Além disso, os apelos à infalibilidade da Igreja são vazios. As inúmeras contradições do magistério são resolvidas através de decisões arbitrárias dos católicos leigos. Não há uma lista infalível de todos os ensinamentos infalíveis do magistério. O leigo precisa arbitrariamente decidir o que está ou não sujeito ao erro. Esta não é uma tarefa simples, pois o magistério extraordinário (infalível) nem sempre traz uma indicação de que determinado ensino é irreformável. Não há consenso sobre quantos são os concílios ecumênicos. Não há consenso sobre quantos são os concílios infalíveis. E mais, os teólogos católicos admitem que mesmo num concílio infalível, nem todas as declarações são infalíveis. Todavia, há consenso de que o exercício do magistério extraordinário é extremamente raro. Não seria exagero dizer que nem 1% das declarações do magistério podem ser classificadas como “infalíveis”. Cardeal Dulles afirma:

Não existe, no entanto, uma lista canônica de todos os concílios ecumênicos. (Magisterium: Teacher and Guardian of the Faith (Sapientia Press 2007) p. 68)

E:

Concílios como a Trento e o Vaticano I muitas vezes dividiram seus decretos em capítulos e cânones, de modo que os capítulos declararam positivamente o contraditório do que o anátema nega. O ensino do capítulo é definitivo pelo menos na medida em que contradiz o anátema no cânon. Mas, além de incluir doutrina definida, os capítulos geralmente contêm questões explicativas adicionais que não são infalivelmente ensinadas. (Ibid. p. 68)

E também:

Exceto pela definição da Imaculada Conceição, há pouca clareza sobre quais declarações papais antes do Vaticano I são irreformáveis.
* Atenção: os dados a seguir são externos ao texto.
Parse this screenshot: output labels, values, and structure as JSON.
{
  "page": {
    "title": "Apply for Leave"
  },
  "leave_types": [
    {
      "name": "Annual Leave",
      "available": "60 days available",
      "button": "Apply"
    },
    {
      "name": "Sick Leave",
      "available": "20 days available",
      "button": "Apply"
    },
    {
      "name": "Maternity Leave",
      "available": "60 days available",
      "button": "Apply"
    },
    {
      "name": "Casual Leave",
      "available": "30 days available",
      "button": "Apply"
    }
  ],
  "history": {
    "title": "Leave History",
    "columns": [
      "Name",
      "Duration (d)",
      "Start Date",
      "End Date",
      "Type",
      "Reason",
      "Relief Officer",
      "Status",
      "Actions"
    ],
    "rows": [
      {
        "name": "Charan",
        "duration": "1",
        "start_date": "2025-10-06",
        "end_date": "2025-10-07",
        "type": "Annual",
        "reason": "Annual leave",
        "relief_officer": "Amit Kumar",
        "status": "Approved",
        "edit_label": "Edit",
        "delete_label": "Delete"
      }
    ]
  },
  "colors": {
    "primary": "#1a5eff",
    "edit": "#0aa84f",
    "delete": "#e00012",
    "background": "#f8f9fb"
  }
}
A maioria dos autores concordaria com cerca de meia dúzia de declarações. (Ibid. p. 72)

Dulles demonstra que nem o magistério tem conclusões exatas sobre o exercício do próprio magistério:

No início do século XX, houve um debate inconclusivo sobre se a Igreja pode definir dogmaticamente o que é apenas "virtualmente" ao invés de "formalmente” revelado. (p. 75).

O católico que acredita poder dispensar o magistério ordinário (falível) e seguir sua consciência está agindo em desacordo com a doutrina historicamente defendida pela Igreja Romana. Liberdade de consciência sempre foi vista como uma “heresia” protestante ou praga da modernidade. O catecismo afirma:

A assistência divina é também dispensada aos sucessores dos Apóstolos, quando ensinam em comunhão com o sucessor de Pedro, e de modo particular ao bispo de Roma, pastor de toda a Igreja, quando, mesmo sem chegarem a uma definição infalível e sem se pronunciar de «modo definitivo», no exercício do seu Magistério ordinário, propõem uma doutrina que leva a uma melhor inteligência da Revelação em matéria de fé e de costumes. A este ensinamento ordinário devem os fiéis «prestar o assentimento religioso do seu espírito» (429), o qual, embora distinto do assentimento da fé, é, no entanto, seu prolongamento. (CCC 892)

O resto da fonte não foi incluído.